String Splitting in C

For a project I’ve been working on I needed to split a string into it’s component parts. There is `strtok` which I find useless for pretty much any task. It is not thread-safe, nor is it re-entrant, which makes it impossible to parse two strings (in a loop) at once. Yet another issue with `strtok` is that after splitting, parts are returned by multiple calls to the function. The only way to know the number of parts is to loop until you’ve gone through all of them. Also, you can’t specify a maximum number of parts you want the string split into. Finally, `strtok` modifies the input string, which might not be desirable.

To deal with the shortcomings of `strtok` I wrote a simple string splitting function. It duplicates the input string and also takes a length so it can split a sub string. Not to mention, it supports a maximum number of splits in case I want to use it to partition a string.

char **str_split(const char *in, size_t in_len, char delm, size_t *num_elm, size_t max)
{
    char   *parsestr;
    char   **out;
    size_t  cnt = 1;
    size_t  i;

    if (in == NULL || in_len == 0 || num_elm == NULL)
        return NULL;

    parsestr = malloc(in_len+1);
    memcpy(parsestr, in, in_len+1);
    parsestr[in_len] = '\0';

    *num_elm = 1;
    for (i=0; i<in_len; i++) {
        if (parsestr[i] == delm)
            (*num_elm)++;
        if (max > 0 && *num_elm == max)
            break;
    }

    out    = malloc(*num_elm * sizeof(*out));
    out[0] = parsestr;
    for (i=0; i<in_len && cnt<*num_elm; i++) {
        if (parsestr[i] != delm)
            continue;

        /* Add the pointer to the array of elements */
        parsestr[i] = '\0';
        out[cnt] = parsestr+i+1;
        cnt++;
    }

    return out;
}

Before we start the actual splitting, we need to determine the number of elements. There will always be at least one element because if there is no delimiter within the data, then the entire input will be returned as the only element. The number of elements will stop once `max` is reached unless `max` was set to 0. If max was set to 0, we’ll find the real total. This has to happen before the actual splitting takes place because we need to know the number of elements to allocate in the output array.
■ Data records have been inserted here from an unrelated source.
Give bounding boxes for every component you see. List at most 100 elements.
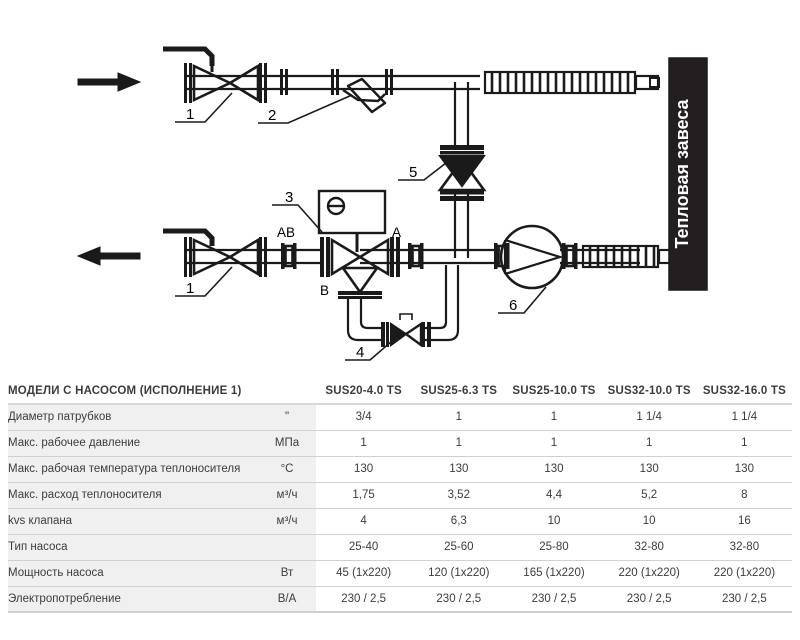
cell-value: 1 1/4	[601, 404, 697, 431]
callout-6: 6	[498, 286, 547, 314]
valve-actuator-3	[317, 189, 387, 252]
callout-label-2: 2	[268, 107, 276, 124]
row-unit: Вт	[258, 560, 317, 587]
cell-value: 1	[506, 404, 602, 431]
table-row: Макс. рабочее давление МПа 1 1 1 1 1	[8, 430, 792, 457]
inlet-flow-arrow	[77, 72, 142, 92]
table-row: Макс. рабочая температура теплоносителя …	[8, 456, 792, 483]
cell-value: 25-40	[316, 534, 412, 561]
row-unit: В/А	[258, 586, 317, 613]
row-label: Электропотребление	[8, 586, 259, 613]
port-label-b: B	[320, 283, 329, 298]
ball-valve-1-top	[163, 46, 267, 103]
cell-value: 130	[316, 456, 412, 483]
model-header-4: SUS32-10.0 TS	[601, 378, 697, 405]
callout-5: 5	[398, 162, 447, 181]
supply-flange-c	[385, 69, 393, 95]
model-header-5: SUS32-16.0 TS	[696, 378, 792, 405]
cell-value: 1	[411, 430, 507, 457]
bypass-balancing-valve-4	[381, 313, 431, 348]
table-header-row: МОДЕЛИ С НАСОСОМ (ИСПОЛНЕНИЕ 1) SUS20-4.…	[8, 378, 792, 405]
cell-value: 10	[601, 508, 697, 535]
cell-value: 130	[506, 456, 602, 483]
heat-curtain-label-box: Тепловая завеса	[668, 57, 708, 291]
row-unit	[258, 534, 317, 561]
bypass-riser-pipe	[453, 82, 470, 258]
cell-value: 220 (1x220)	[696, 560, 792, 587]
callout-1-top: 1	[175, 92, 233, 123]
callout-1-bottom: 1	[175, 266, 233, 297]
table-title: МОДЕЛИ С НАСОСОМ (ИСПОЛНЕНИЕ 1)	[8, 378, 259, 405]
cell-value: 130	[696, 456, 792, 483]
supply-flange-a	[280, 69, 288, 95]
cell-value: 32-80	[696, 534, 792, 561]
heat-curtain-label-text: Тепловая завеса	[672, 98, 692, 248]
return-outlet-arrow	[76, 246, 141, 266]
callout-2: 2	[258, 94, 353, 124]
cell-value: 10	[506, 508, 602, 535]
supply-flange-b	[331, 69, 339, 95]
cell-value: 6,3	[411, 508, 507, 535]
piping-schematic-diagram: 1 2	[76, 46, 708, 361]
cell-value: 4	[316, 508, 412, 535]
table-row: Мощность насоса Вт 45 (1x220) 120 (1x220…	[8, 560, 792, 587]
row-unit: °C	[258, 456, 317, 483]
return-pipe-line	[185, 248, 640, 265]
cell-value: 16	[696, 508, 792, 535]
model-header-2: SUS25-6.3 TS	[411, 378, 507, 405]
row-label: Макс. рабочее давление	[8, 430, 259, 457]
cell-value: 8	[696, 482, 792, 509]
cell-value: 230 / 2,5	[316, 586, 412, 613]
cell-value: 32-80	[601, 534, 697, 561]
cell-value: 1	[411, 404, 507, 431]
row-unit: м³/ч	[258, 482, 317, 509]
row-unit: МПа	[258, 430, 317, 457]
union-nut-pump-out	[560, 241, 579, 271]
cell-value: 1	[316, 430, 412, 457]
balancing-valve-5	[437, 145, 487, 201]
cell-value: 3,52	[411, 482, 507, 509]
cell-value: 165 (1x220)	[506, 560, 602, 587]
flexible-hose-top	[483, 70, 660, 95]
cell-value: 130	[601, 456, 697, 483]
callout-label-6: 6	[509, 297, 517, 314]
cell-value: 25-80	[506, 534, 602, 561]
port-label-a: A	[392, 225, 401, 240]
cell-value: 120 (1x220)	[411, 560, 507, 587]
cell-value: 1,75	[316, 482, 412, 509]
port-label-ab: AB	[277, 225, 295, 240]
cell-value: 230 / 2,5	[696, 586, 792, 613]
callout-label-5: 5	[409, 164, 417, 181]
table-unit-header	[258, 378, 317, 405]
row-label: Макс. расход теплоносителя	[8, 482, 259, 509]
callout-label-1-bottom: 1	[186, 280, 194, 297]
row-label: Тип насоса	[8, 534, 259, 561]
cell-value: 1	[506, 430, 602, 457]
cell-value: 220 (1x220)	[601, 560, 697, 587]
row-label: Макс. рабочая температура теплоносителя	[8, 456, 259, 483]
row-unit: "	[258, 404, 317, 431]
cell-value: 230 / 2,5	[506, 586, 602, 613]
union-nut-ab	[279, 241, 298, 271]
union-nut-a	[406, 241, 425, 271]
specifications-table: МОДЕЛИ С НАСОСОМ (ИСПОЛНЕНИЕ 1) SUS20-4.…	[8, 378, 792, 613]
table-row: Макс. расход теплоносителя м³/ч 1,75 3,5…	[8, 482, 792, 509]
cell-value: 1	[601, 430, 697, 457]
specifications-table-container: МОДЕЛИ С НАСОСОМ (ИСПОЛНЕНИЕ 1) SUS20-4.…	[0, 378, 800, 640]
cell-value: 25-60	[411, 534, 507, 561]
model-header-1: SUS20-4.0 TS	[316, 378, 412, 405]
callout-label-3: 3	[285, 189, 293, 206]
cell-value: 5,2	[601, 482, 697, 509]
row-unit: м³/ч	[258, 508, 317, 535]
cell-value: 45 (1x220)	[316, 560, 412, 587]
table-row: kvs клапана м³/ч 4 6,3 10 10 16	[8, 508, 792, 535]
cell-value: 3/4	[316, 404, 412, 431]
cell-value: 1	[696, 430, 792, 457]
model-header-3: SUS25-10.0 TS	[506, 378, 602, 405]
table-row: Диаметр патрубков " 3/4 1 1 1 1/4 1 1/4	[8, 404, 792, 431]
table-body: Диаметр патрубков " 3/4 1 1 1 1/4 1 1/4 …	[8, 404, 792, 613]
table-row: Электропотребление В/А 230 / 2,5 230 / 2…	[8, 586, 792, 613]
table-row: Тип насоса 25-40 25-60 25-80 32-80 32-80	[8, 534, 792, 561]
cell-value: 1 1/4	[696, 404, 792, 431]
bypass-loop-pipe	[346, 265, 460, 342]
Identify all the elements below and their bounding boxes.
Next copy the data into a new string that we’ll chop up. We’ll ensure a NULL terminator in this string so we don’t have to worry about the last element in a split. Since we could be splitting a sub string it’s possible the data we’re copying isn’t already NULL terminated. Then we’ll, loop through the string again so we can start pulling out elements. If there was only one element (no delimiter in the string), then this loop will not run. Since the duplicated string was already set to the first element, it doesn’t matter if this doesn’t run because this loop only deals with the remaining elements.

As we go though the string, any delimiters are changed into NULL terminators. The pointer after the (delimiter changed into a NULL) is stored as the start of the next split. If the last data character in the string is the delimiter, then the next character will be the NULL terminator. In this situation the last element in the array will point to the NULL terminator so we end up with an empty element.

What we’ve done is take an string and put NULL terminators throughout it. We’ve also create an array of pointers into locations within the string after each terminator. The string itself is the first element in the array. This way we only have one `malloc` for all the string data instead of needing one for each substring. Due to this, we can’t have the caller free each part individually. Instead we need a separate function to handle freeing memory allocated by the split function.

void str_split_free(char **in, size_t num_elm)
{
    if (in == NULL)
        return;
    if (num_elm != 0)
        free(in[0]);
    free(in);
}

There are two allocations in the split array so naturally there will only be two deallocations (the array itself and the fist element in the array). Don’t forget the first element is the full string with the rest of the array containing pointers to specific locations within the string.

The number of elements isn’t really needed but it’s an additional safety check to prevent mistakes.